Um dia depois, ele diz ao lobista Marconny que passou a noite toda com a médica discutindo a necessidade de destravar a testagem da população e precisaria da ajuda do lobista. A CPI já sabe que o empresário queria vender teste rápido para o governo Bolsonaro.

Esquema

Por diversas vezes, o depoente usou o direito ao silêncio. Num deles, quando questionado sobre a viagem à Índia bancada pela Precisa Medicamentos. “As seguintes pessoas estiveram em viagens pagas pela Precisa Medicamentos: Francisco Maximiano, Emanuela Medrades, Danilo Trento, Felipe Maximiano, Raphael Barão, Elson de Barros Gomes Junior, Leonardo Gomes, José Ricardo Santana, Elaine Giglioli, Ingor Raul e Michel Rodrigues, em viagens internacionais pagas pela Precisa. Vossa Senhoria esteve na Índia a interesse da Precisa?”, indagou. “Eu vou me reservar o direito de ficar em silêncio”, disse.

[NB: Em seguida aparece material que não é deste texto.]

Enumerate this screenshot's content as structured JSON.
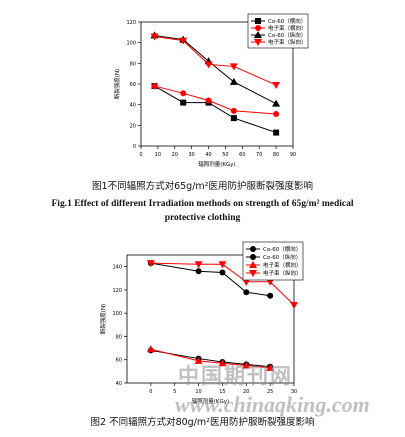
{
  "figure1": {
    "caption_cn": "图1不同辐照方式对65g/m²医用防护服断裂强度影响",
    "caption_en": "Fig.1 Effect of different Irradiation methods on strength of 65g/m² medical protective clothing",
    "chart_data": {
      "type": "line",
      "xlabel": "辐照剂量(KGy)",
      "ylabel": "断裂强度(N)",
      "xlim": [
        0,
        90
      ],
      "ylim": [
        0,
        120
      ],
      "xticks": [
        0,
        10,
        20,
        30,
        40,
        50,
        60,
        70,
        80,
        90
      ],
      "yticks": [
        0,
        20,
        40,
        60,
        80,
        100,
        120
      ],
      "legend_position": "top-right",
      "series": [
        {
          "name": "Co-60（横向）",
          "color": "#000000",
          "marker": "square",
          "x": [
            8,
            25,
            40,
            55,
            80
          ],
          "y": [
            58,
            42,
            42,
            27,
            13
          ]
        },
        {
          "name": "电子束（横向）",
          "color": "#ff0000",
          "marker": "circle",
          "x": [
            8,
            25,
            40,
            55,
            80
          ],
          "y": [
            58,
            51,
            44,
            34,
            31
          ]
        },
        {
          "name": "Co-60（纵向）",
          "color": "#000000",
          "marker": "triangle-up",
          "x": [
            8,
            25,
            40,
            55,
            80
          ],
          "y": [
            107,
            103,
            82,
            62,
            41
          ]
        },
        {
          "name": "电子束（纵向）",
          "color": "#ff0000",
          "marker": "triangle-down",
          "x": [
            8,
            25,
            40,
            55,
            80
          ],
          "y": [
            106,
            102,
            79,
            77,
            59
          ]
        }
      ]
    }
  },
  "figure2": {
    "caption_cn": "图2 不同辐照方式对80g/m²医用防护服断裂强度影响",
    "chart_data": {
      "type": "line",
      "xlabel": "辐照剂量(KGy)",
      "ylabel": "断裂强度(N)",
      "xlim": [
        -5,
        30
      ],
      "ylim": [
        40,
        150
      ],
      "xticks": [
        0,
        5,
        10,
        15,
        20,
        25,
        30
      ],
      "yticks": [
        40,
        60,
        80,
        100,
        120,
        140
      ],
      "legend_position": "top-right",
      "series": [
        {
          "name": "Co-60（横向）",
          "color": "#000000",
          "marker": "circle",
          "x": [
            0,
            10,
            15,
            20,
            25
          ],
          "y": [
            68,
            61,
            58,
            56,
            54
          ]
        },
        {
          "name": "Co-60（纵向）",
          "color": "#000000",
          "marker": "circle",
          "x": [
            0,
            10,
            15,
            20,
            25
          ],
          "y": [
            143,
            136,
            135,
            118,
            115
          ]
        },
        {
          "name": "电子束（横向）",
          "color": "#ff0000",
          "marker": "triangle-up",
          "x": [
            0,
            10,
            15,
            20,
            25
          ],
          "y": [
            69,
            59,
            57,
            55,
            53
          ]
        },
        {
          "name": "电子束（纵向）",
          "color": "#ff0000",
          "marker": "triangle-down",
          "x": [
            0,
            10,
            15,
            20,
            25,
            30
          ],
          "y": [
            143,
            142,
            142,
            127,
            127,
            107
          ]
        }
      ]
    }
  },
  "watermark": {
    "line1": "中国期刊网",
    "line2": "www.chinaqking.com"
  }
}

O vice-presidente da CPI, Randolfe Rodrigues (Rede-AP), confrontou o depoente com vídeo no qual revelou a ‘arquitetura’ de favorecimento de licitação dentro do Ministério da Saúde. No dia 4 de junho de 2020, Francisco Maximiano, dono da Precisa, encaminha mensagem para o lobista Marconny Albernaz, que encaminha o mesmo comunicado a Santana. Nela, o ex-secretário da Anvisa teria que passar um recado a Bob.

“Nós estamos diante da arquitetura de um crime. Tanto é que o senhor Maximiano diz que essa é a arquitetura ideal para prosseguir”, disse Randolfe. “Veja só, presidente, Bob avoca o processo que está na Dintec, pode alegar a necessidade de revisão…”, leu o um dos encaminhamentos o vice-presidente da CPI.